Asentí con naturalidad.

—No llegues muy tarde.

—Lo intentaré.

Se acercó, me besó la frente y salió de la casa.

Esperé exactamente treinta segundos antes de levantarme.

Miré por la ventana.

Su automóvil dobló la esquina.

Entonces tomé mi teléfono.

El primer mensaje fue para Mariana.

¿Te parece si mañana cenamos en casa? Hace semanas que no pasamos tiempo juntas. Julián también estará. Me hace ilusión reunirnos como antes.

La respuesta llegó menos de un minuto después.

¡Claro! Me encantará verte.

Leí aquellas palabras dos veces.

“Me encantará verte.”

Qué facilidad tenía para escribirlas.

El segundo mensaje fue para mi suegra.

El sábado quiero preparar una cena especial por nuestro aniversario. Me gustaría que vinieran tú y Ricardo. Será una sorpresa para Julián.

Ella respondió enseguida.

Con mucho gusto, hija. Allí estaremos.

Durante los siguientes tres días actué como si nada hubiera ocurrido.

Preparé el desayuno.

Lavé la ropa.

Le pregunté a Julián cómo había estado su trabajo.

Incluso abracé a Mariana cuando nos encontramos casualmente en una cafetería.

Ella me devolvió el abrazo con la misma calidez de siempre.

Y yo me pregunté cuántas veces me habría abrazado después de salir de la cama de mi esposo.

Llegó el sábado.

La mesa quedó impecable.

Mantel blanco.

Copas de cristal.

Las velas que habíamos comprado para nuestro quinto aniversario.

A las siete en punto llegaron mis suegros.
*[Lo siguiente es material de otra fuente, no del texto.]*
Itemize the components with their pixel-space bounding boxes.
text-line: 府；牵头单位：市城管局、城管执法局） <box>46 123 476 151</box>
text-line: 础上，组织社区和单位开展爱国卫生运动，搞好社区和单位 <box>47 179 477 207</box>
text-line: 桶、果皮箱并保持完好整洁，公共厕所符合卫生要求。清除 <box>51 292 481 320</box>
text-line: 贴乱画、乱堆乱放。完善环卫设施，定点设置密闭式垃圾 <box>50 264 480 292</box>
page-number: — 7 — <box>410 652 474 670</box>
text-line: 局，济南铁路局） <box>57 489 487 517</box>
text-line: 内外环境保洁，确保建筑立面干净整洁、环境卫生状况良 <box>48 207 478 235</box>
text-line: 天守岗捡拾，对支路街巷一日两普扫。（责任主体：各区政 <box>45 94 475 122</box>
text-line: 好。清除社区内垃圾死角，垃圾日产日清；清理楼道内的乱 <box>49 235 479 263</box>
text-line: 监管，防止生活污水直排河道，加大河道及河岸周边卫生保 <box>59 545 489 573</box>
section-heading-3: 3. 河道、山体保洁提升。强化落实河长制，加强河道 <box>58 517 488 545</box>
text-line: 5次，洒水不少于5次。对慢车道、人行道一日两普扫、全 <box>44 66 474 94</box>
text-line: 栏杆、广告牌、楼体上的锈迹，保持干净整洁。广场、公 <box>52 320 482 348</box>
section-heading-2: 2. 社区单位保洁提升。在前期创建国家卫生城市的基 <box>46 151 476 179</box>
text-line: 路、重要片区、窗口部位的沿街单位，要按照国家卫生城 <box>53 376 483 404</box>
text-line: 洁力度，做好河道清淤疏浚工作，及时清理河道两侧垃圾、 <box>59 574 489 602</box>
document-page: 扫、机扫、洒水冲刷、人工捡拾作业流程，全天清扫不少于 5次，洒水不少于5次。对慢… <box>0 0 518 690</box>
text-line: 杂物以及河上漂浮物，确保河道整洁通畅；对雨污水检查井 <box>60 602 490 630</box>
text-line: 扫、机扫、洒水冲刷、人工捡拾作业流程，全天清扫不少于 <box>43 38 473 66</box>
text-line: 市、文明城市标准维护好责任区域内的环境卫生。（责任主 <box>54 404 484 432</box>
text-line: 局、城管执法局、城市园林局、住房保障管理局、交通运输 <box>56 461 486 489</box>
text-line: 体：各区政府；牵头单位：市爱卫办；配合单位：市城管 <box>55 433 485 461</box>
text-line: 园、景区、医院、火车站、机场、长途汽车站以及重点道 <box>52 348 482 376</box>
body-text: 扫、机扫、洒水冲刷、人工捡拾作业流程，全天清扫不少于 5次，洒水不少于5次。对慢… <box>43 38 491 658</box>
Media hora después sonó el timbre otra vez.

Mariana apareció con una botella de vino y un ramo de flores.

—¡Qué hermosa quedó la casa! —dijo sonriendo.

—Gracias. Pasa.

Julián salió de la cocina con dos copas en la mano.

Al verla, se quedó inmóvil apenas un segundo.

Fue un instante tan breve que cualquiera lo habría pasado por alto.

Yo no.

—No sabía que venía Mariana —dijo intentando sonar natural.

—Quise reunir a las personas más importantes de mi vida.

Los cuatro nos sentamos a la mesa.

La conversación comenzó ligera.

Trabajo.

Viajes.

Recuerdos.

Mi suegro contó una anécdota de cuando Julián era niño.

Todos rieron.

Incluso yo.

Después del postre me levanté.

—Esperen un momento. Tengo un regalo.

Fui hasta el mueble del salón.

No traje una caja.

Traje una carpeta.

La dejé lentamente sobre la mesa.

Julián frunció el ceño.

—¿Qué es eso?

—Un pequeño álbum de recuerdos.

Abrí la carpeta.

No había fotografías antiguas.

Había impresiones de capturas de pantalla.

La primera mostraba un mensaje.

“Te extraño muchísimo… nos vemos esta tarde.”

La segunda.

“Ella no sospecha nada.”

El color desapareció del rostro de Julián.

Mariana dejó caer el tenedor.

Mi suegra miró las hojas sin comprender.

—¿Qué significa esto?

Nadie respondió.

Pasé la siguiente página.

Había más conversaciones.

Fechas.

Horas.

Mensajes suficientes para que ya no existiera ninguna explicación inocente.

Mariana comenzó a llorar.

—Yo…

Julián se puso de pie de golpe.

—Déjame explicarlo.

Lo miré con una calma que ni yo misma reconocía.

—¿Explicar qué?

Ninguno de los dos habló.

El silencio ocupó toda la casa.

Entonces tomé la última hoja de la carpeta.

No era una conversación.

Era un documento.

Lo deslicé hacia Julián.

—Como veo que hace tiempo dejaste de ser sincero conmigo… decidí adelantarme un poco.

Él leyó el encabezado.

Solicitud de divorcio por mutuo consentimiento.

Levantó la vista lentamente.

—¿Qué es esto?

—Los papeles ya están preparados.

Mariana rompió a llorar con más fuerza.

Pero yo ya no la estaba mirando.

Solo observaba al hombre con el que había compartido ocho años de mi vida.

Por primera vez desde que empezó aquella mentira, comprendí algo que me devolvió la paz.

Ellos habían creído que el secreto era suyo.

Sin darse cuenta de que, desde el día en que leí aquel mensaje, el verdadero control había pasado a mis manos.